Consumer adoption of VR in china has slowed, despite a continued push to integrate the technology into education, according to Canalys.

The technology market analysis firm estimates that the US VR market accounted for 40% of the global market in Q1 2017. PlayStation VR is dominating this market, with a 60% share.

Japan has overtaken China for second place with 14% of the global market. The Chinese market is now 11% of the total.

HTC continues to lead the Chinese market, with 15,000 headsets shipped in Q1 2017.

Talking about the growth in consumer adoption in Japan, Canalys research analyst Mo Jia said:

“Gaming and entertainment continue to be the key driver for VR headsets as gamers in Japan are showing strong affinity for VR gaming. The recent introduction of the Aim controller is expected to improve user experience.”
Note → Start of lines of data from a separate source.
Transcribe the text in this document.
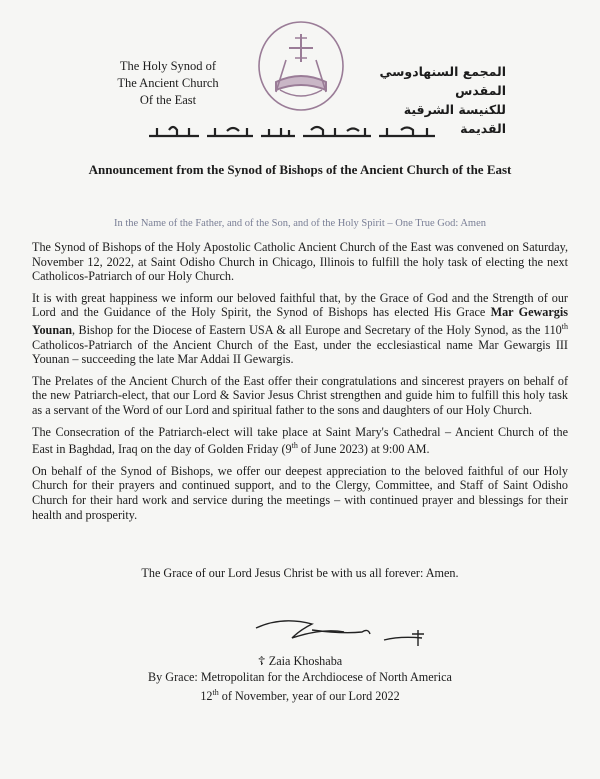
The Holy Synod of
The Ancient Church
Of the East
المجمع السنهادوسي المقدس
للكنيسة الشرقية القديمة
Announcement from the Synod of Bishops of the Ancient Church of the East
In the Name of the Father, and of the Son, and of the Holy Spirit – One True God: Amen

The Synod of Bishops of the Holy Apostolic Catholic Ancient Church of the East was convened on Saturday, November 12, 2022, at Saint Odisho Church in Chicago, Illinois to fulfill the holy task of electing the next Catholicos-Patriarch of our Holy Church.

It is with great happiness we inform our beloved faithful that, by the Grace of God and the Strength of our Lord and the Guidance of the Holy Spirit, the Synod of Bishops has elected His Grace Mar Gewargis Younan, Bishop for the Diocese of Eastern USA & all Europe and Secretary of the Holy Synod, as the 110th Catholicos-Patriarch of the Ancient Church of the East, under the ecclesiastical name Mar Gewargis III Younan – succeeding the late Mar Addai II Gewargis.

The Prelates of the Ancient Church of the East offer their congratulations and sincerest prayers on behalf of the new Patriarch-elect, that our Lord & Savior Jesus Christ strengthen and guide him to fulfill this holy task as a servant of the Word of our Lord and spiritual father to the sons and daughters of our Holy Church.

The Consecration of the Patriarch-elect will take place at Saint Mary's Cathedral – Ancient Church of the East in Baghdad, Iraq on the day of Golden Friday (9th of June 2023) at 9:00 AM.

On behalf of the Synod of Bishops, we offer our deepest appreciation to the beloved faithful of our Holy Church for their prayers and continued support, and to the Clergy, Committee, and Staff of Saint Odisho Church for their hard work and service during the meetings – with continued prayer and blessings for their health and prosperity.

The Grace of our Lord Jesus Christ be with us all forever: Amen.
☦ Zaia Khoshaba
By Grace: Metropolitan for the Archdiocese of North America
12th of November, year of our Lord 2022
‘Different gaming culture’

Canalys highlights a number of differences between consumer behaviours that may be underlining the lack of adoption growth in the Chinese market.

Specifically, a ‘different gaming culture’ and a reluctance to pay for content has limited growth in the consumer market.

However, China could see wider adoption through non-consumer led mechanisms. The country seems likely to be the first country to widely introduce VR into private and public schools.

“HTC is trying to discover and promote new verticals as it deepens its relationship with local and governmental establishments,” said Jason Low, analyst at Canalys.

“From introducing the Vive Group Edition 10-headset bundle to promoting Vivedu and Vivepaper for schools, HTC has multiplied its commitment to grow the VR education segment in China.”

As well as HTC, there are multiple domestic VR vendors, such as DPVR and 3Glasses are making moves into the elementary and tertiary education sectors.

Low continues:

“The opportunity exists for both PC-tethered basic VR headset and standalone smart VR headsets. What’s the most important is that hardware and software vendors see this as a long-term opportunity to seamlessly integrate VR into the curriculum.”